How to Improve Ventilation
Ventilation has to do with air supply inside buildings.
Ventilation essentially is the replacement of used air by a supply of fresh outdoor air. It also deals with the quality of incoming air with regard to its temperature, humidity and purity. Good ventilation should ensure a thermal environment in the interiors that is comfortable and free from risk of infection.
What happens to air in occupied rooms?
There are some interesting aspects to the atmosphere within buildings, especially when occupied.
The changes in air in a confined place are both chemical and physical.
When there people in a
room more carbon di-oxide is released into their. It has been
observed that in a mixed gathering each person exhales 0.6 c ft
of carbon di-oxide every hour. These are the chemical changes
The room heats up
perceptibly. Humidity increases because of the sweat and the
exhaled air. Sweat also produces odour. The flow of air is
impeded and this makes the room stuffy. People also release
bacteria into the air, when they cough or sneeze. All these
cause physical changes in the air.
Apart from this, very specific pollutants are found inside rural and urban buildings. A Tata Energy Research Centre study observes "Key pollutants in urban buildings include nitrogen dioxide, carbon monoxide, radon (from building materials, water and soil), formaldehyde (from insulation), asbestos, mercury, man-made mineral fibres, volatile organic compounds, allergens and tobacco smoke - as well as health damaging organisms like bacteria."
Many of us feel
uncomfortable in crowded rooms without really being able to say
what it is that annoys us. The above factors, apart from
psychological, are responsible for this annoyance factor. In
poorly ventilated rooms people feel unable to concentrate,
complain of drowsiness and headaches.
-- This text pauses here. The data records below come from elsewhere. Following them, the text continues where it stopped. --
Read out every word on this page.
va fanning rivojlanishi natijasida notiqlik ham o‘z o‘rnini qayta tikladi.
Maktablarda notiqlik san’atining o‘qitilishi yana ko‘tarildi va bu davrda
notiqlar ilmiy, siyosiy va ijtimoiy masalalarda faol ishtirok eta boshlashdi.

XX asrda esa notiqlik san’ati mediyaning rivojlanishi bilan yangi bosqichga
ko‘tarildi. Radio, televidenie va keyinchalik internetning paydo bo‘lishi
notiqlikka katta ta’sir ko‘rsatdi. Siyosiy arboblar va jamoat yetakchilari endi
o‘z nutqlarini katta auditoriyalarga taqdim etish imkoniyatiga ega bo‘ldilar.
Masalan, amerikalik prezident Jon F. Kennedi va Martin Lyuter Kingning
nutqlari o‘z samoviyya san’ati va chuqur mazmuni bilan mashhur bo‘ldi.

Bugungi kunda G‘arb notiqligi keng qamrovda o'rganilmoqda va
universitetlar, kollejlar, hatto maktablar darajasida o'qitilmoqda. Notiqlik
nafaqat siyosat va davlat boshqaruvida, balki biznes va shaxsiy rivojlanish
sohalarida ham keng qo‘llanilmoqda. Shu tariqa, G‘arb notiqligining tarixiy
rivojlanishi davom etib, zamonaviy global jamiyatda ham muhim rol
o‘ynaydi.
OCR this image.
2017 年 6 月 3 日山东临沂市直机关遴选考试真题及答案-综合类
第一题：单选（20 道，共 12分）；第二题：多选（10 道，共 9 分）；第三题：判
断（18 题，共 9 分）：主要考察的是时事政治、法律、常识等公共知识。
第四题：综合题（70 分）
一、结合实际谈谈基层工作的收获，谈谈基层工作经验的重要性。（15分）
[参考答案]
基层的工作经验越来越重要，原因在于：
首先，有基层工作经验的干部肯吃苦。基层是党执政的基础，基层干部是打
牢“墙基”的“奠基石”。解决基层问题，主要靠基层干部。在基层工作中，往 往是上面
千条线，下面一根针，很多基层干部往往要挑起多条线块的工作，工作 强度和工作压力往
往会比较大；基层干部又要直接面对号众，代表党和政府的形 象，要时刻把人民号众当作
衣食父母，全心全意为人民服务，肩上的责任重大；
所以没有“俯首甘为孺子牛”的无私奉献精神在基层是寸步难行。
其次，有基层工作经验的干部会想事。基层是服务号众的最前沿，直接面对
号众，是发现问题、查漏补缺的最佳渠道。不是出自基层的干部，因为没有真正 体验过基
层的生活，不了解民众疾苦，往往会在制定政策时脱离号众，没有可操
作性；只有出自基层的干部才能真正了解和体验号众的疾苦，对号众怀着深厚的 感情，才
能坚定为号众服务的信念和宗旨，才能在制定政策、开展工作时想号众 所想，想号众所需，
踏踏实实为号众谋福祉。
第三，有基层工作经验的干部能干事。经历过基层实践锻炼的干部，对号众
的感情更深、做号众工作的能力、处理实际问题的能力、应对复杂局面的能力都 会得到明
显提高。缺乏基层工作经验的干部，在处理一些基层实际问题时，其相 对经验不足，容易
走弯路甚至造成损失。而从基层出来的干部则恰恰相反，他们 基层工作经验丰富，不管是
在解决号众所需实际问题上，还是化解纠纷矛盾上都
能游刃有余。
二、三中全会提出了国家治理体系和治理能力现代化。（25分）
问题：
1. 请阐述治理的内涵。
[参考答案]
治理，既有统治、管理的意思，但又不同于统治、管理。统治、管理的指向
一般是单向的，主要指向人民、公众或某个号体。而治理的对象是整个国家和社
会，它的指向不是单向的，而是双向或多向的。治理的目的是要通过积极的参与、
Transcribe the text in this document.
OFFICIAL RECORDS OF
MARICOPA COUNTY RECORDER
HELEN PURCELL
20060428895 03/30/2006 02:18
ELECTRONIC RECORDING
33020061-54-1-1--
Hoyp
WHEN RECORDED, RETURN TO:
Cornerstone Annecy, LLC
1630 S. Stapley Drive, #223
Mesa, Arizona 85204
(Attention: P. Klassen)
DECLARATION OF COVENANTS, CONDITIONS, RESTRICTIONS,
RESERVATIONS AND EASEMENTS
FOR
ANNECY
This is called the Sick
Building Syndrome. People who live or work in such places are
more prone to infection.
A change of Air
- A human being needs 3000 cft of fresh air each hour.
- Air Change: Air change is more important than the cubic space requirement. It is recommended that in a living room, there should be 2 or 3 air changes and in workroom there should be 4 to 6 air changes.
- Floor space: Floor space per person is equally important. The
optimum floor space requirements per person vary from 50 to 100
Enhancing Natural Ventilation
A house should have the
following devices to enhance natural ventilation.
Windows let in air. When a window and an open door (or a bigger window) are placed in line with each other unequal pressure is created and air moves from one opening to another. This is called cross ventilation and this ensures fresh air supply.
Air diffuses through fine meshes. These are preferred where privacy is required. But here the process is slow and needs to be supplemented with other types of ventilation.
These are excellent devices to keep the air circulating. They work on the theory of convection. Air flows from an area of high density to an area of low density; it rises when slightly heated and escapes from openings provided high up in the room and enters through inlets placed low. A narrow opening high up on the wall keeps the room cool in summer.
The following induce artificial ventilation:
- Exhaust Fans
- Centrifugal fans
- Air Conditioners
Air is extracted or exhausted to the outside by exhaust fans usually operated electrically. As air is exhausted, a vacuum is created which induces fresh air to enter the room through windows, doors and other inlets.
Fresh air is blown into the room by centrifugal fans so as to create a positive pressure and displace the used air. Sometimes centrifugal as well as exhaust fans are used.
Air conditioners are now used to keep temperatures down. Air conditioners were invented to purify air in the interiors. Air conditioning is becoming a popular cooling and ventilating system in homes.